Reputation: 79268
When you write shaders and such in WebGL or CUDA, how is that code actually translated into GPU instructions?
I want to learn how you can write super low-level code that optimizes graphic rendering to the extreme, in order to see exactly how GPU instructions are executed, at the hardware/software boundary.
I understand that, for CUDA for example, you buy their graphics card (GPU), which is somehow implemented to optimize graphics operations. But then how do you program on top of that (in a general sense), without C?
The reason for this question is because on a previous question, I got the sense that you can't program the GPU directly by using assembly, so I am a bit confused.
If you look at docs like CUDA by example, that's all just C code (though they do have things like cudaMalloc
and cudaFree
, which I don't know what that's doing behind the scenes). But under the hood, that C must be being compiled to assembly or at least machine code or something, right? And if so, how is that accessing the GPU?
Basically I am not seeing how, at a level below C or GLSL, how the GPU itself is being instructed to perform operations. Can you please explain? Is there some snippet of assembly that demonstrates how it works, or anything like that? Or is there another set of some sort of "GPU registers" in addition to the 16 "CPU registers" on x86 for example?
Upvotes: 2
Views: 2093
Reputation: 64904
The GPU driver compiles it to something the GPU understands, which is something else entirely than x86 machine code. For example, here's a snippet of AMD R600 assembly code:
00 ALU: ADDR(32) CNT(4) KCACHE0(CB0:0-15)

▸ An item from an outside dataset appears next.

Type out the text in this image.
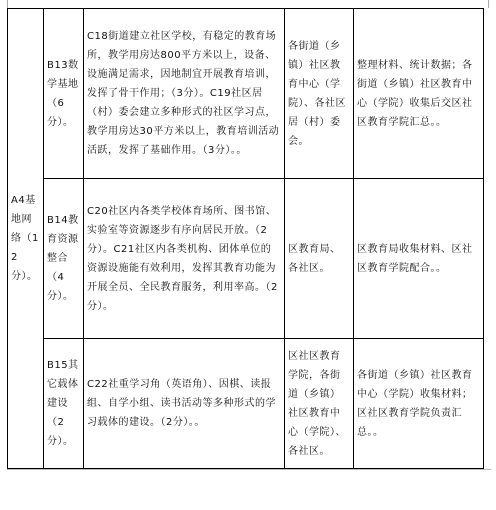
A4基地网络（12分）。	B13数学基地（6分）。	C18街道建立社区学校，有稳定的教育场所，教学用房达800平方米以上，设备、设施满足需求，因地制宜开展教育培训，发挥了骨干作用；（3分）。C19社区居（村）委会建立多种形式的社区学习点，教学用房达30平方米以上，教育培训活动活跃，发挥了基础作用。（3分）。。	各街道（乡镇）社区教育中心（学院）、各社区居（村）委会。	整理材料、统计数据；各街道（乡镇）社区教育中心（学院）收集后交区社区教育学院汇总。。
	B14教育资源整合（4分）。	C20社区内各类学校体育场所、图书馆、实验室等资源逐步有序向居民开放。（2分）。C21社区内各类机构、团体单位的资源设施能有效利用，发挥其教育功能为开展全员、全民教育服务，利用率高。（2分）。	区教育局、各社区。	区教育局收集材料、区社区教育学院配合。。
	B15其它载体建设（2分）。	C22社重学习角（英语角）、因棋、读报组、自学小组、读书活动等多种形式的学习载体的建设。（2分）。。	区社区教育学院，各街道（乡镇）社区教育中心（学院）、各社区。	各街道（乡镇）社区教育中心（学院）收集材料；区社区教育学院负责汇总。。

0 x: MUL R0.x, KC0[0].x, KC0[1].x
y: MUL R0.y, KC0[0].y, KC0[1].y
1 z: MUL R0.z, KC0[0].z, KC0[1].z
w: MUL R0.w, KC0[0].w, KC0[1].w
01 EXP_DONE: PIX0, R0
END_OF_PROGRAM
The machine code version of that would be executed by the GPU. The driver orchestrates the transfer of the code to the GPU and instructs it to run it. That is all very device specific, and in the case of nvidia, undocumented (at least, not officially documented).
The R0
in that snippet is a register, but on GPUs registers usually work a bit differently. They exist "per thread", and are in a way a shared resource (in the sense that using many registers in a thread means that fewer threads will be active at the same time). In order to have many threads active at once (which is how GPUs tolerate memory latency, whereas CPUs use out of order execution and big caches), GPUs usually have tens of thousands of registers.
Upvotes: 3
Reputation: 45332
Those languages are translated to machine code via a compiler. That compiler just is part of the drivers/runtimes of the various APIs, and is totally implementation specific. There are no families of common instruction sets we are used to in CPU land - like x86, arm or whatever. Different GPUs all have their own incompatible insruction set. Furthermore, there are no APIs with which to upload and run arbitrary binaries on those GPUs. And there is little publically available documentation for that, depending on the vendor.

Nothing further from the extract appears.